If you were a lender would you feel better about a deal where your borrower is putting in 3% of their own money, while you put in 97% or are you feeling better if they put in 25% to your 75%? Which reflects a stronger belief by the developer in the quality of the project?

Remember, too, that this is good for Sacramento, too. Any private loans and you may be arguing who gets first lien position on the collateral.

The higher the amount of debt involved, the more risk to the stability of the product or business. Now, I find it interesting that Hansen borrowed the max he could, when it would seem his partners could easily come up with a sizable amount of money by cashing in other investments. But NBA teams are mostly a good investment when you sell the team, not year to year.

Randivé said (Bee?) that their investment group could come up with three times the equity they need to finance this deal. Apparently he's debt adverse and it means putting more personal money at risk. There's a difference between betting with your own money and betting with someone else's money.

Sorry for what? If you're right and the debt load is a significant issue, that's a good thing. :)

I just don't think it is.

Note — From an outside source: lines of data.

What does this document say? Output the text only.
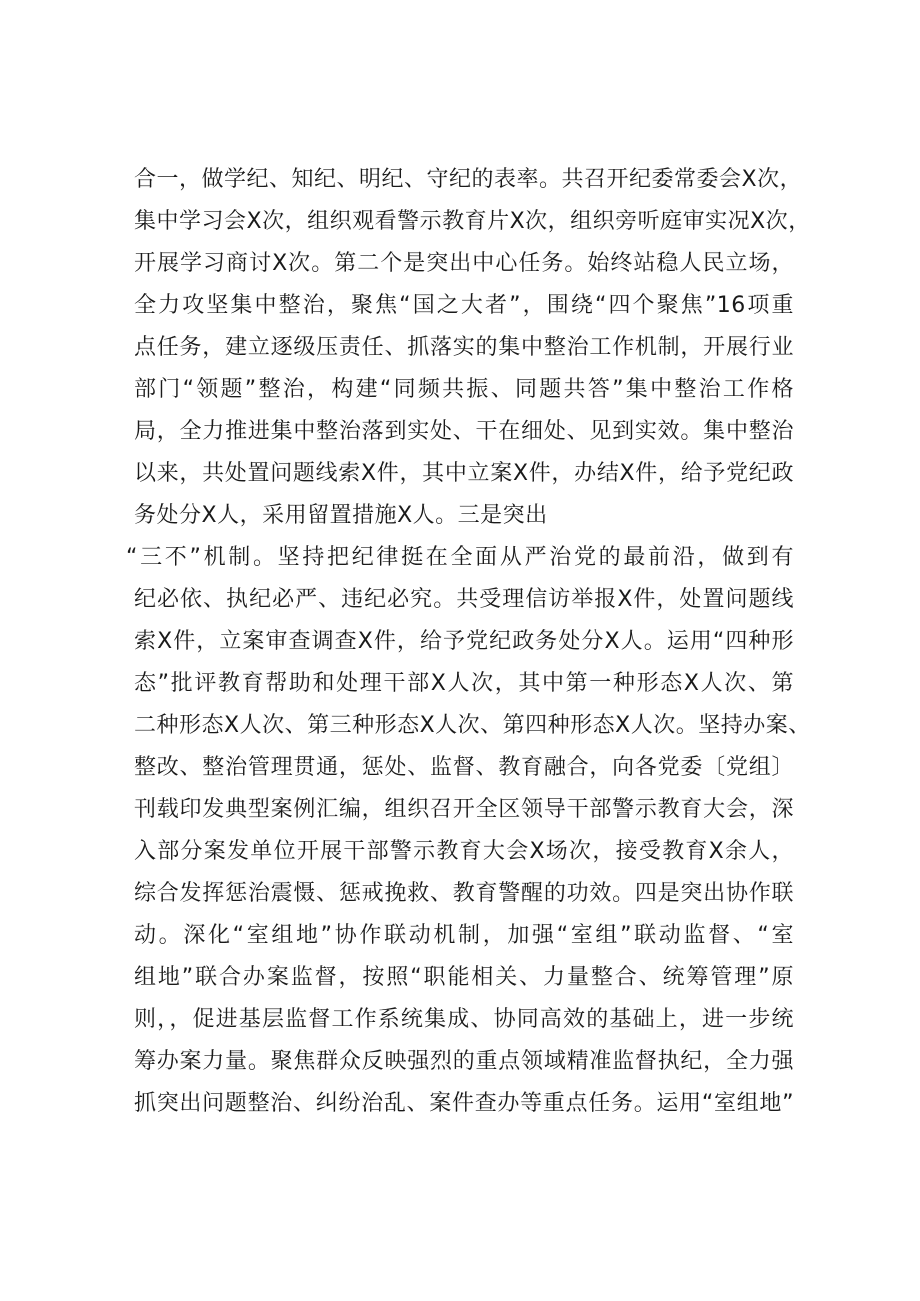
合一，做学纪、知纪、明纪、守纪的表率。共召开纪委常委会X次，
集中学习会X次，组织观看警示教育片X次，组织旁听庭审实况X次，
开展学习商讨X次。第二个是突出中心任务。始终站稳人民立场，
全力攻坚集中整治，聚焦“国之大者”，围绕“四个聚焦”16项重
点任务，建立逐级压责任、抓落实的集中整治工作机制，开展行业
部门“领题”整治，构建“同频共振、同题共答”集中整治工作格
局，全力推进集中整治落到实处、干在细处、见到实效。集中整治
以来，共处置问题线索X件，其中立案X件，办结X件，给予党纪政
务处分X人，采用留置措施X人。三是突出
“三不”机制。坚持把纪律挺在全面从严治党的最前沿，做到有
纪必依、执纪必严、违纪必究。共受理信访举报X件，处置问题线
索X件，立案审查调查X件，给予党纪政务处分X人。运用“四种形
态”批评教育帮助和处理干部X人次，其中第一种形态X人次、第
二种形态X人次、第三种形态X人次、第四种形态X人次。坚持办案、
整改、整治管理贯通，惩处、监督、教育融合，向各党委〔党组〕
刊载印发典型案例汇编，组织召开全区领导干部警示教育大会，深
入部分案发单位开展干部警示教育大会X场次，接受教育X余人，
综合发挥惩治震慑、惩戒挽救、教育警醒的功效。四是突出协作联
动。深化“室组地”协作联动机制，加强“室组”联动监督、“室
组地”联合办案监督，按照“职能相关、力量整合、统筹管理”原
则，，促进基层监督工作系统集成、协同高效的基础上，进一步统
筹办案力量。聚焦群众反映强烈的重点领域精准监督执纪，全力强
抓突出问题整治、纠纷治乱、案件查办等重点任务。运用“室组地”
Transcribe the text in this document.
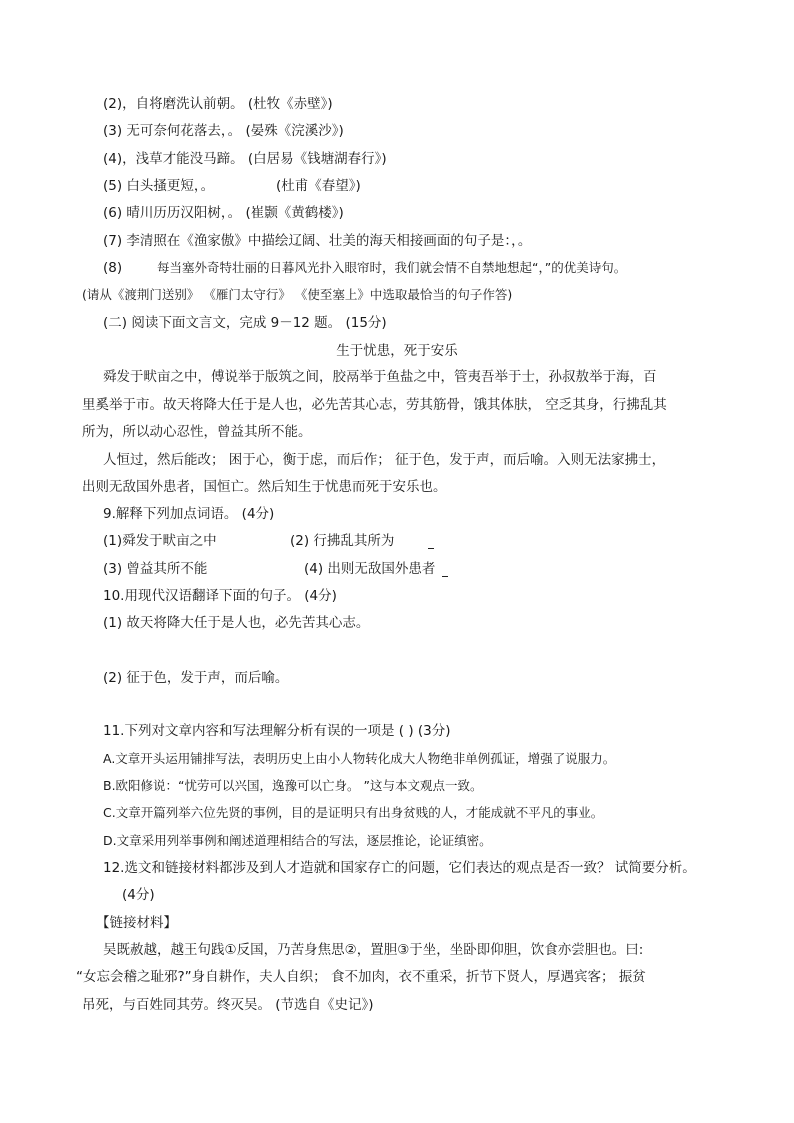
(2)，自将磨洗认前朝。 (杜牧《赤壁》)
(3) 无可奈何花落去，。 (晏殊《浣溪沙》)
(4)，浅草才能没马蹄。 (白居易《钱塘湖春行》)
(5) 白头搔更短，。	(杜甫《春望》)
(6) 晴川历历汉阳树，。 (崔颢《黄鹤楼》)
(7) 李清照在《渔家傲》中描绘辽阔、壮美的海天相接画面的句子是：，。
(8)	每当塞外奇特壮丽的日暮风光扑入眼帘时，我们就会情不自禁地想起“，”的优美诗句。
(请从《渡荆门送别》 《雁门太守行》 《使至塞上》中选取最恰当的句子作答)
(二) 阅读下面文言文，完成 9－12 题。 (15分)
生于忧患，死于安乐
舜发于畎亩之中，傅说举于版筑之间，胶鬲举于鱼盐之中，管夷吾举于士，孙叔敖举于海，百
里奚举于市。故天将降大任于是人也，必先苦其心志，劳其筋骨，饿其体肤， 空乏其身，行拂乱其
所为，所以动心忍性，曾益其所不能。
人恒过，然后能改； 困于心，衡于虑，而后作； 征于色，发于声，而后喻。入则无法家拂士，
出则无敌国外患者，国恒亡。然后知生于忧患而死于安乐也。
9.解释下列加点词语。 (4分)
(1)舜发于畎亩之中	(2) 行拂乱其所为
(3) 曾益其所不能	(4) 出则无敌国外患者
10.用现代汉语翻译下面的句子。 (4分)
(1) 故天将降大任于是人也，必先苦其心志。
(2) 征于色，发于声，而后喻。
11.下列对文章内容和写法理解分析有误的一项是 ( ) (3分)
A.文章开头运用铺排写法，表明历史上由小人物转化成大人物绝非单例孤证，增强了说服力。
B.欧阳修说：“忧劳可以兴国，逸豫可以亡身。 ”这与本文观点一致。
C.文章开篇列举六位先贤的事例，目的是证明只有出身贫贱的人，才能成就不平凡的事业。
D.文章采用列举事例和阐述道理相结合的写法，逐层推论，论证缜密。
12.选文和链接材料都涉及到人才造就和国家存亡的问题，它们表达的观点是否一致？ 试简要分析。
(4分)
【链接材料】
吴既赦越，越王句践①反国，乃苦身焦思②，置胆③于坐，坐卧即仰胆，饮食亦尝胆也。曰:
“女忘会稽之耻邪?”身自耕作，夫人自织； 食不加肉，衣不重采，折节下贤人，厚遇宾客； 振贫
吊死，与百姓同其劳。终灭吴。 (节选自《史记》)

Ballmer reportedly cashed out $1.3 billion in Microsoft stock a few years ago and one conclusion to be drawn from that was that it was in preparation for investing in a team and arena for Seattle. I just don't think there's really any chance that the NBA owners look at the Hansen/Ballmer offer and vote against it because it uses more debt for financing than Sacramento's plan does. They obviously have the pockets not to go under, and that would be the only concern on debt worth scuttling a deal over.